Newcomb's problem was introduced in a paper by Nozick called "Newcomb's Problem and Two Principles of Choice". The two principles are dominance and expected value. The idea is that Newcomb's problem is a case where these principles give conflicting recommendations: expected value says one-box, but dominance says two-box. This seems impossible because dominance implies higher expected value.
Savage calls a mapping from a state of the world to a consequence an "act". I suppose in Newcomb's problem, the states of the world are money under one or both boxes, the acts are one-box or two-box, and the consequences are the amount of money you get.
Two states of the world? Nozick would say four. So let's back up: what is a state of the world?
Wittgenstein famously began his Tractatus by saying the world is everything that is the case. But Savage says the world is "the object about which the person is concerned". For example, if we are wondering whether an egg is rotten, the world is the egg. He does acknowledge that we may want to consider a more expansive notion of the world:
In application of the theory, the question will arise as to which world to use in a given context. Thus, if the person is interested in the only brown egg in a dozen, should that egg or the whole dozen be taken as the world?
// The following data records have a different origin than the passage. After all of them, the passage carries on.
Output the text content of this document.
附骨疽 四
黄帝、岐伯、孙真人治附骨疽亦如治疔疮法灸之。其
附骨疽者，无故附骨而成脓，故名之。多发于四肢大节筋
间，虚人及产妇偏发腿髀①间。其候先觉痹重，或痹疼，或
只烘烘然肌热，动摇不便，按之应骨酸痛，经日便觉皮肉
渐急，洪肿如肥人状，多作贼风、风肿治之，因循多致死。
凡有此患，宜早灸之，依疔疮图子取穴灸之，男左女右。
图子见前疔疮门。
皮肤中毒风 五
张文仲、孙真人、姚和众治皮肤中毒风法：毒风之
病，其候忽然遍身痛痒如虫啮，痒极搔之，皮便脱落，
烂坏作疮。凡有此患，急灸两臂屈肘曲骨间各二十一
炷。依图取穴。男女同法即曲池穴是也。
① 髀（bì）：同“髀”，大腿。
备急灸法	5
He also considers as a possibility something more like what I think a philosopher thinks of when they see the phrase "the world": the "exact and entire past, present, and future history of the universe". But this, he says, is "vague", and:
It may also be added that the use of modest little worlds, tailored to particular contexts, is often a simplification, the advantage of which is justified by a considerable body of mathematical experience with related ideas.
I think Savage misses the main issue, though, which is the inclusion of the decision-maker. Nozick doesn't necessarily consider the whole universe, but to him, there are four states of the world, not two. In fact, it seems to me that what Nozick calls a state of the world is precisely what Savage calls a consequence. Or, at least, it determines it: the state of the world includes not just what money is under the boxes but which boxes you take, and therefore determines the consequence, that is, how much money you get. In fact, Savage writes:
Consequences might appropriately be called states of the person as opposed to stage of the world.
Doesn't he see that this requires some limitation in the scope of "the world", not just as a simplification, but as a requirement to exclude the person?
I would say one act dominates another if it's consequences preferred in every state of the world. Or, that's strict dominance, we have weak dominance if they're not dispreferred, and preferred in at least one state. Nozick's definition of dominance is:
Dominance Principle: If there is a partition of states of the world such that relative to it, action A weakly dominates action B, then A should be performed rather than B.
Action A weakly dominates action B for person P iff, for each state of the world, P either prefers the consequence of A to the consequence of B, or is indifferent between the two consequences, and for some state of the world, P prefers the consequence of A to the consequence of B.
But what's this about a partition? I think that what Savage calls states of the world, Nozick considers partitions of states. "There is money in both boxes" contains "There is money in both boxes and I take both" as well as "there is money in both boxes and I take one". Four states of Novick's world, partitioned into two states of Savage's world. He goes on to say:
The dominance principle as presented here speaks of dominance relative to a partition of the states of the world. This relativization is normally not made explicit, which perhaps accounts for the fact that writers did not mention that it may be that relative to one partition of the states of the world, one action A dominates another, whereas relative to another partition of the states of the world, it does not.